Un tel aménagement suppose une stabilisation de la section d'écoulement dans le canal qui serait obtenue par un empierrement du fond. Coût estimé : 17,3 millions d'euros.

Compte tenu des enjeux et des difficultés, Hydratec estime qu'une étude approfondie du sujet doit être conduite et que la réalisation d'un modèle physique sur maquette est indispensable. C'est une sage précaution.


De cette importante étude, plusieurs enseignements se dégagent :

- Les mécanismes d'érosion, donc d'incision, se poursuivront si aucune action n'est engagée.

- L'aménagement du site de Bellevue est une impérieuse nécessité. Il reste à en définir l'architecture pour atteindre une forte probabilité d'efficacité pérenne.

- Les interventions tout au long du bief doivent être effectuées et réparties judicieusement dans l'espace et dans le temps.

- Si l'évolution négative tendancielle du bief semble pouvoir être maîtrisée, les gains sur la ligne d'eau resteront modérés et bien en deçà de ce qui pouvait être souhaité.

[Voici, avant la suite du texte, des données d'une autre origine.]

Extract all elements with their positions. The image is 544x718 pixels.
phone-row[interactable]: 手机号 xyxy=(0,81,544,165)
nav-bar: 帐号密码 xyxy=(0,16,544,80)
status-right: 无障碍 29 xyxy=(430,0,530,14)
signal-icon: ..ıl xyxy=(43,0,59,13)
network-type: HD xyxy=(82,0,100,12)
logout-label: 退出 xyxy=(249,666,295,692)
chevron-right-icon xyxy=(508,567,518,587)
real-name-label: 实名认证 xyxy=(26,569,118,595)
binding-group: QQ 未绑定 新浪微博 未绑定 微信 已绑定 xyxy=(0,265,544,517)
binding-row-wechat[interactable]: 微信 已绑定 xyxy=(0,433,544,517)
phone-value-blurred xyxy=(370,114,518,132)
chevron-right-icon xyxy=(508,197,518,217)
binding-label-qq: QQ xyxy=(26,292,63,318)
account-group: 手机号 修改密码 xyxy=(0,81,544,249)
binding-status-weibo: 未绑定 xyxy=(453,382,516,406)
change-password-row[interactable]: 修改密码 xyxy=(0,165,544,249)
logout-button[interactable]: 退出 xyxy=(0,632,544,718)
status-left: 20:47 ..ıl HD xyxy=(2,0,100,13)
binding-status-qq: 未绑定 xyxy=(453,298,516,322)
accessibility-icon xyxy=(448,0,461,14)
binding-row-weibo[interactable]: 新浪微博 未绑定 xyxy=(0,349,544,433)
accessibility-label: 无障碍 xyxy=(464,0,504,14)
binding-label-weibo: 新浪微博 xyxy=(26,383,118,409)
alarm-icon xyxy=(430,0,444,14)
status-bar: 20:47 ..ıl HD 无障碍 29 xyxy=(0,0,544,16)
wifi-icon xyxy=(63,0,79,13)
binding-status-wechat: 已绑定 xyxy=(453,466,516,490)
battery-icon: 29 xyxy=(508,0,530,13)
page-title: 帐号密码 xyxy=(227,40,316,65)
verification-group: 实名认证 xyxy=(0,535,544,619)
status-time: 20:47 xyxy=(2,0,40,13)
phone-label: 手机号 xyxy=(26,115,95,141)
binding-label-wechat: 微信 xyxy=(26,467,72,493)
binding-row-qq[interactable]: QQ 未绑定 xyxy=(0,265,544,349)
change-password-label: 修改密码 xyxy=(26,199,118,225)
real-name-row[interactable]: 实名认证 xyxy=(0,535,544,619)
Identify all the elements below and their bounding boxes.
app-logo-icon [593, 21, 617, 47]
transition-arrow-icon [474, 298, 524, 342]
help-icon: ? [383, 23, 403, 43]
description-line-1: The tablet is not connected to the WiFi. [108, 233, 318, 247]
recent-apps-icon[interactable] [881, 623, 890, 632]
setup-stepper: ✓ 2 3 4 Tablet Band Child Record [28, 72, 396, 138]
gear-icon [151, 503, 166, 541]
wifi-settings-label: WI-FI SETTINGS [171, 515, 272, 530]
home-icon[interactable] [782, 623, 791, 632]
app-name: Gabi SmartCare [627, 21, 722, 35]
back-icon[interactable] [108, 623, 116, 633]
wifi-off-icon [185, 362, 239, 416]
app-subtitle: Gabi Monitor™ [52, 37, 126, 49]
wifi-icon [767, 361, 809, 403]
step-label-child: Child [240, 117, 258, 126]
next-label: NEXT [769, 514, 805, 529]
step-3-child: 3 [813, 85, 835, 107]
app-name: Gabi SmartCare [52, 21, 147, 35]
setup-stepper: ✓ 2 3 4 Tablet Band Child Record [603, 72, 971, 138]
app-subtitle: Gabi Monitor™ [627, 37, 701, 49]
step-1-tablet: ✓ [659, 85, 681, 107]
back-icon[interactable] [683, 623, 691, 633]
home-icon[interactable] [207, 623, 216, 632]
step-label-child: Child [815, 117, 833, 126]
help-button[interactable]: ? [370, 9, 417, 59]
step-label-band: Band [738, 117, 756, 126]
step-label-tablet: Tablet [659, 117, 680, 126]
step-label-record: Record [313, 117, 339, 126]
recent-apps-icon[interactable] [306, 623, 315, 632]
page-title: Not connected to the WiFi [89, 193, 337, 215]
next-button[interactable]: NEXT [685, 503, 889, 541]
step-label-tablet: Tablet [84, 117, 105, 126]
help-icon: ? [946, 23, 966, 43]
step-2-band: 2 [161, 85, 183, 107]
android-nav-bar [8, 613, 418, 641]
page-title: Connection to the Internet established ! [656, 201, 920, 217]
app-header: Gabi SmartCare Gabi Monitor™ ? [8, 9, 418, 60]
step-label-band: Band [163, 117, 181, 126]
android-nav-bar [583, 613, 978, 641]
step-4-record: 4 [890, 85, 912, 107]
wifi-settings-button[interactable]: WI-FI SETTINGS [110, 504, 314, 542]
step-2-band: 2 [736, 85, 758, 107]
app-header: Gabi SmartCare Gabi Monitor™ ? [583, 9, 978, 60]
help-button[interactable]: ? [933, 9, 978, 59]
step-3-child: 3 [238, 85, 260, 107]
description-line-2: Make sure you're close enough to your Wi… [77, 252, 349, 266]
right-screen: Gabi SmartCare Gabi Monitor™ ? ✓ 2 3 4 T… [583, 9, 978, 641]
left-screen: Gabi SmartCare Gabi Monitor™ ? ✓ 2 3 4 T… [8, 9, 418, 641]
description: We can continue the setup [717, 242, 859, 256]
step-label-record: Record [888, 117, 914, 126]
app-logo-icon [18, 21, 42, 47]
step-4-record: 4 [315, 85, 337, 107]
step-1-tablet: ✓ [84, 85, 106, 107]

 Le déroulement de l'ensemble du programme, dont l'ambition est indéniable, court de 2014 jusqu'à fin 2027. Cela se justifie par les études complémentaires à réaliser entre autre pour les secteurs de Bellevue et de l'île Neuve Macrière ainsi qu'au fait qu'il n'est pas possible de tout faire en même temps. Enfin, le montant total estimé est de 62 millions d'euros, T.T.C. étalés sur 14 ans ce qui semble supportable. Il conviendra cependant d'être vigilant car les problèmes de financement sont souvent la pierre d'achoppement des programmes.